From the auto show in Detroit come news that the econobox is hot. Except that they are not really econoboxes any more:
The small, entry-level vehicles used to offer few frills and raised concerns over safety. But a combination of factors — elevated gasoline prices, a focus on slick designs and technology marketed to young drivers — have helped give the "B-cars" more visibility in the crowded auto marketplace.
Japanese automakers brought three new models to showrooms last year, the Toyota Yaris, Honda Fit and Nissan Versa, increasing interest in the segment.
The newcomers joined the Chevrolet Aveo, which General Motors Corp. builds through its relationship with South Korea-based Daewoo, Kia Motors America's Spectra and Rio models and the Hyundai Accent.
And sales are good:
Two niche small vehicles will be shown — BMW will raise the curtain on the new 2007 Mini Cooper, while DaimlerChrysler is showing its two-seater, the smart fortwo, which is expected to appeal to congestion-pressed city drivers.
But the segment is expected to grow. Sales of seven vehicles in the category were up nearly 50 percent in 2006, to more than 290,000 units, according to figures released by Autodata.

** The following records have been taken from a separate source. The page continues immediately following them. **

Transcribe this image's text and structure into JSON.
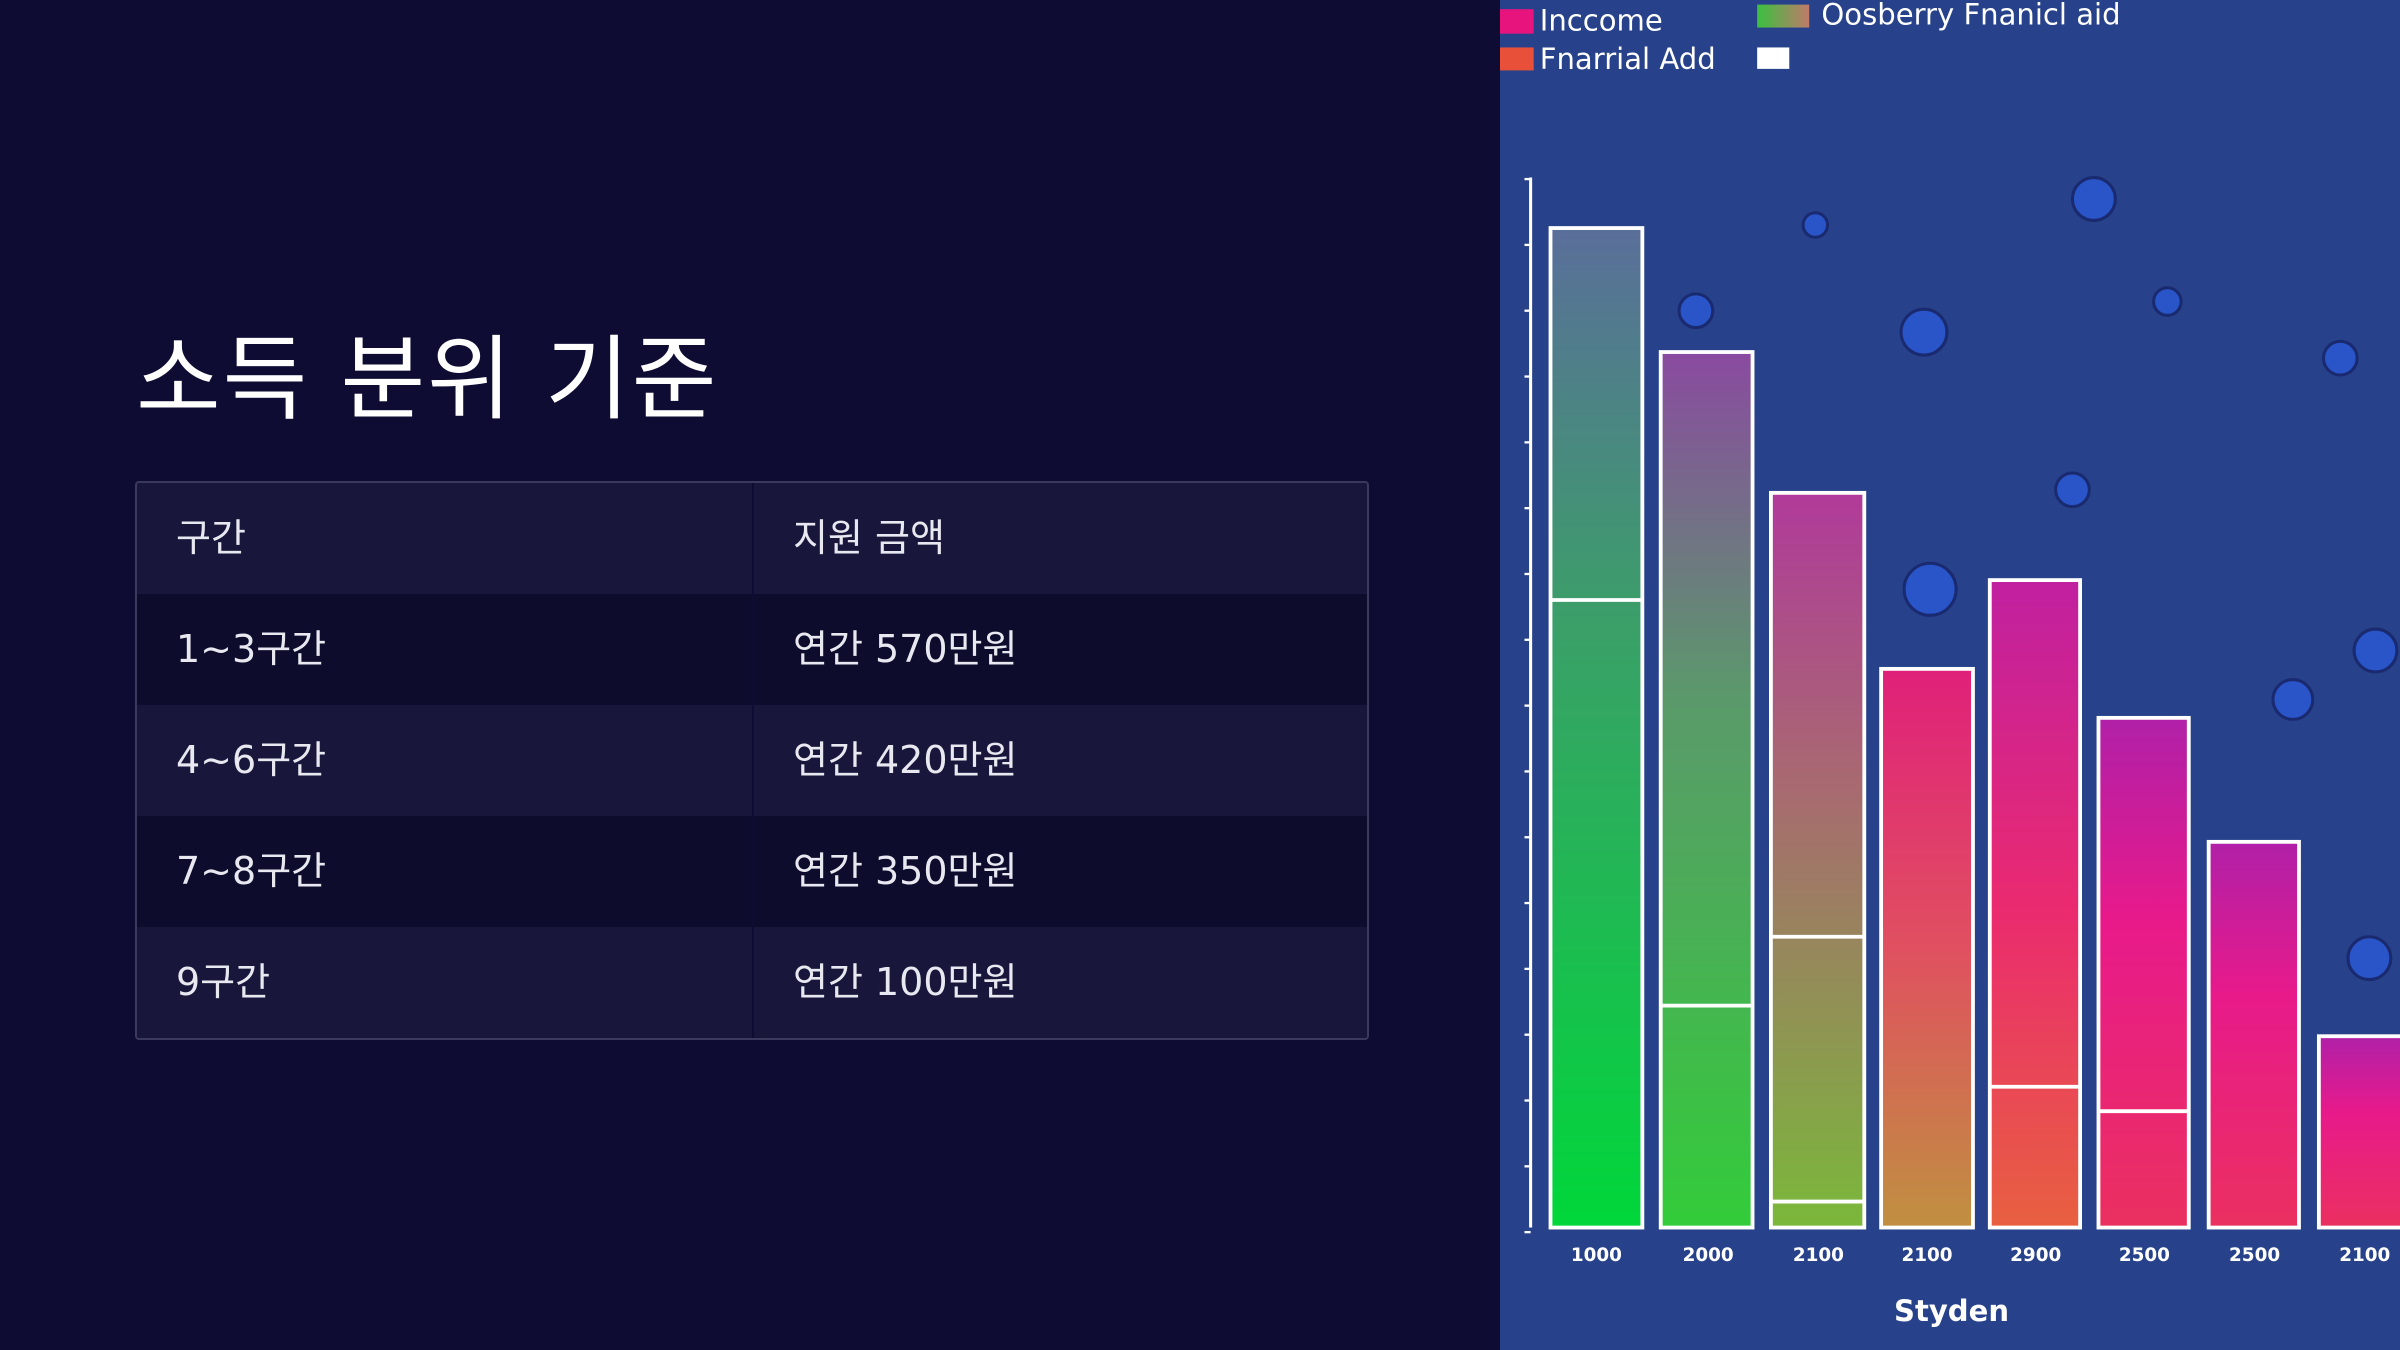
{
  "title": "소득 분위 기준",
  "table": {
    "header": [
      "구간",
      "지원 금액"
    ],
    "rows": [
      [
        "1~3구간",
        "연간 570만원"
      ],
      [
        "4~6구간",
        "연간 420만원"
      ],
      [
        "7~8구간",
        "연간 350만원"
      ],
      [
        "9구간",
        "연간 100만원"
      ]
    ]
  },
  "image": {
    "legend": [
      "Inccome",
      "Fnarrial Add",
      "Oosberry Fnanicl aid"
    ],
    "x_labels": [
      "1000",
      "2000",
      "2100",
      "2100",
      "2900",
      "2500",
      "2500",
      "2100"
    ],
    "x_axis_label": "Styden"
  }
}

The cars are being shown in Detroit, but guess what? They're not coming from there. While European and Japanese companies have already got them on the street, Ford is "interested" in doing something in the category.
And so, just as we saw with hybrids, the American auto industry seems to remain incredibly out of touch with market shifts. Ford and GM are only now figuring out that the SUV bandwagon is no longer the key to big profits, while their competitors are already eating their lunch in the small car segment. (Chevy has an entry, but only because of their relationship with other manufacturers.)
Our domestic auto industry is fascinating to me, because it's endlessly behind the curve. It didn't take any marketing genius to see this coming. You'd think that in some corner of an auto company, there's be somebody with plans in place for small, efficient vehicles that appeal to consumers ready to roll out when the time is right. If nothing else, you'd think they'd have been addressing the small-car niche that has always existed in the US - for example, among big-city drivers for whom a car is a nice accessory, not a necessity, and who have always liked things that are small, stylish, and reasonably priced.
If you're not paying attention to what your customers want, somebody else will. That seems to be the endless, ever-repeating story of Detroit.